When the control signal CTL1 turns on the transistor M2, a data voltage VDATA, that represents a desired intensity of light to be emitted, is applied to the gate of the driving transistor M1 via the data line. A current determined by the data voltage VDATA flows throughout the electroluminescent element EL, which emits light with an intensity corresponding to the data voltage VDATA. The data voltage VDATA may assume a value contained in a predetermined range of values VGMA_L, VGMA_H, that corresponds to the range of intensity of the emitted light.

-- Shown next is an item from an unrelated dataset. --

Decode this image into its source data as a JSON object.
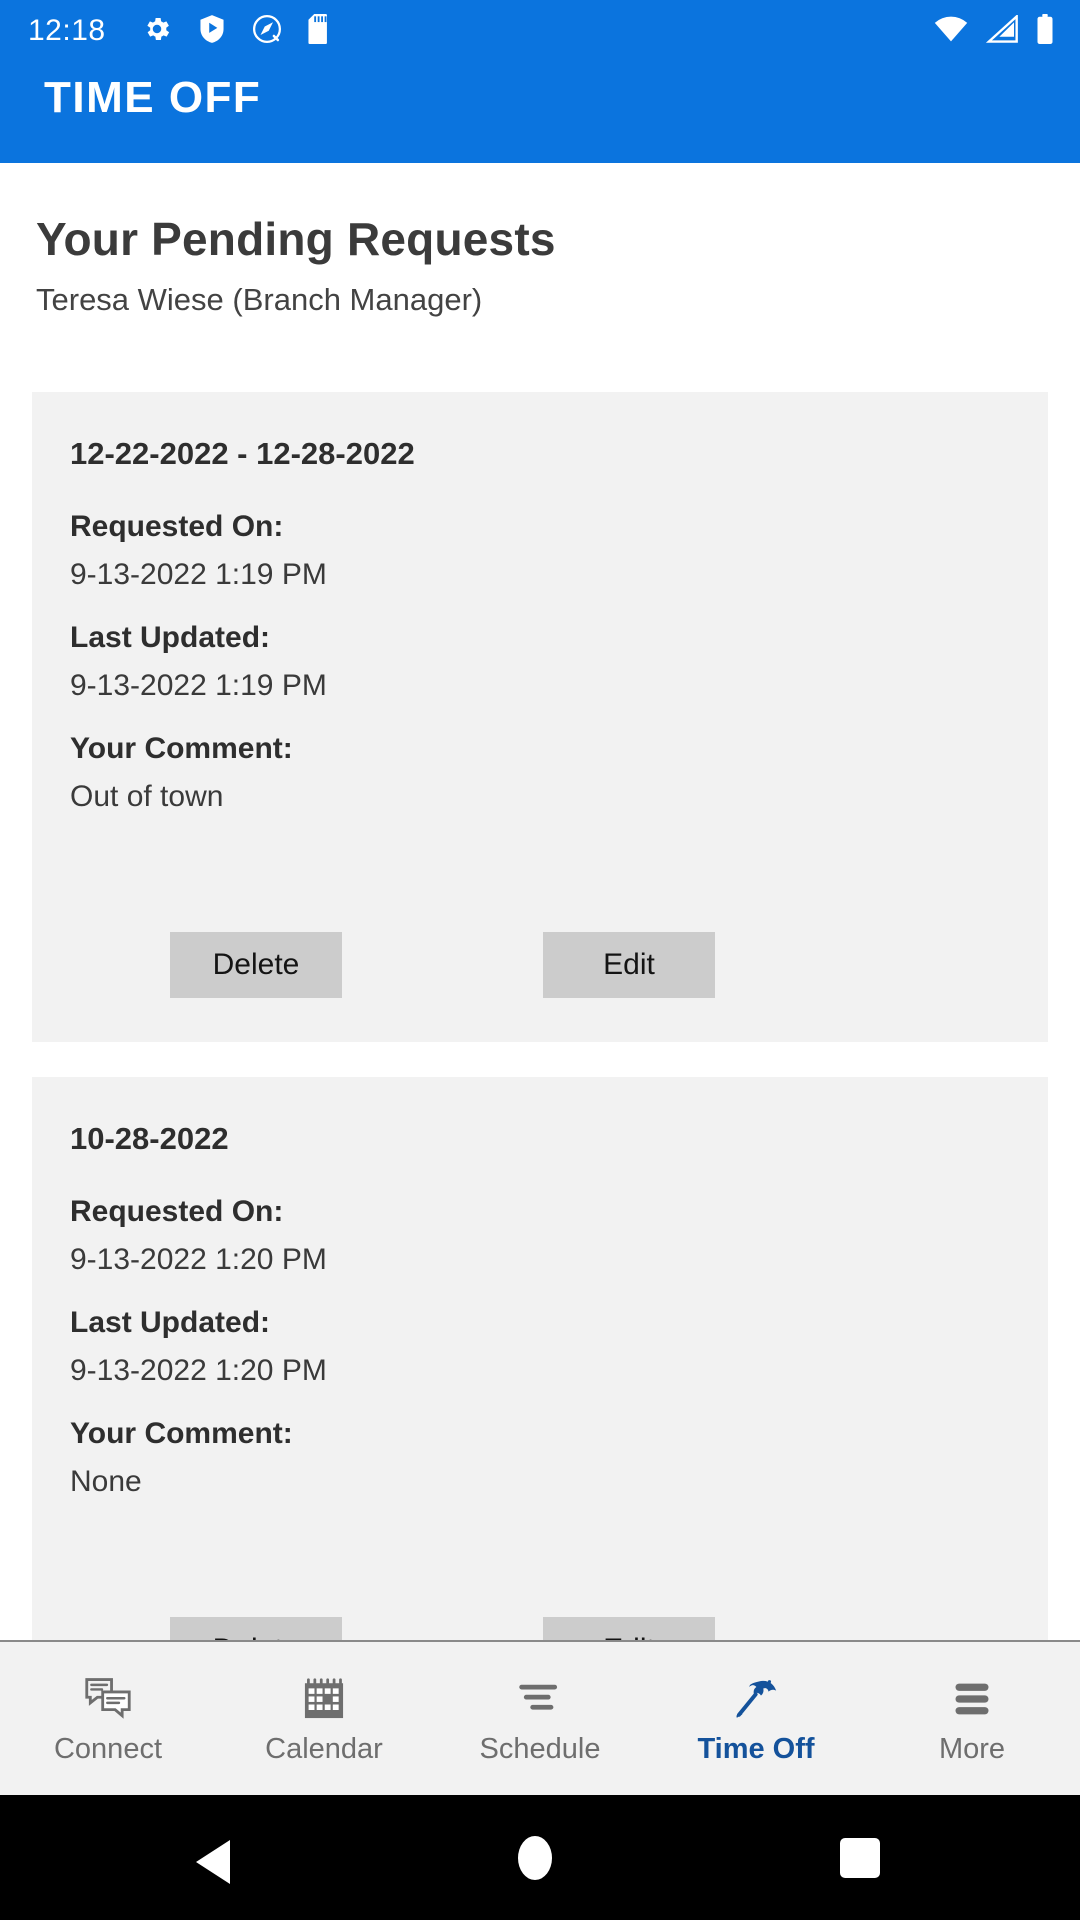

FIG. 2 is a typical high level block diagram of a control device CONTROL that generates the voltages VGMA_L, VGMA_H, between which the data voltages VDATA may move. The block SOURCE DRIVER IC is a generator of data voltages VDATA that receives at least the extreme voltages VGMA_H and VGMA_L and also a command that represents a quantized level of the variation range defined by the extreme voltages, and outputs the data voltages VDATA on a data line to correspond to the quantized level.
Typically, the control circuit receives digital words DIGITAL representing the nominal values of the extreme voltages VGMA_H and VGMA_L to be generated. These digital words are converted into respective analog voltages VH and VL by respective digital-to-analog converters DAC, which use as a reference voltage Vref a voltage generated by a stable voltage generator VBG, for example, a band-gap voltage generator. The analog voltages VH and VL are amplified by respective amplifiers in cascade, referred to ground and supplied with a supply voltage AVDD, so that the extreme voltages VGMA_H and VGMA_L are determined in function of the analog voltages VH and VL by the following equations:VGMA—H=(1+(R2/R1))*VH, andVGMA—L=(1+(R2/R1))*VL, 
R2/R1 being the fixed gain of the amplifiers.
In theory, the voltage ELVDD′ applied to the source of the driving transistor M1 should match a fixed supply voltage ELVDD supplied by a reference voltage generator. Because of losses along the relatively long electric path from the reference voltage generator to the current terminal of the driving transistor M1, as schematically represented in FIG. 3, the voltage ELVDD′ effectively supplied to the electroluminescent component EL may significantly differ from the fixed supply voltage ELVDD. Therefore, when a same data voltage is generated for different electroluminescent components EL placed in different rows in order to generate light with the same intensities, the voltages ELVDD′ applied to the driving transistors of the electroluminescent components EL may be different. Hence, a current of a different intensity flows throughout the electroluminescent components EL and thus they emit light with different intensities depending on their position in the array of the display, even if the supplied data voltages VDATA are the same. This undesirable effect may be particularly evident in high resolution AMOLED displays, that may absorb relatively great currents.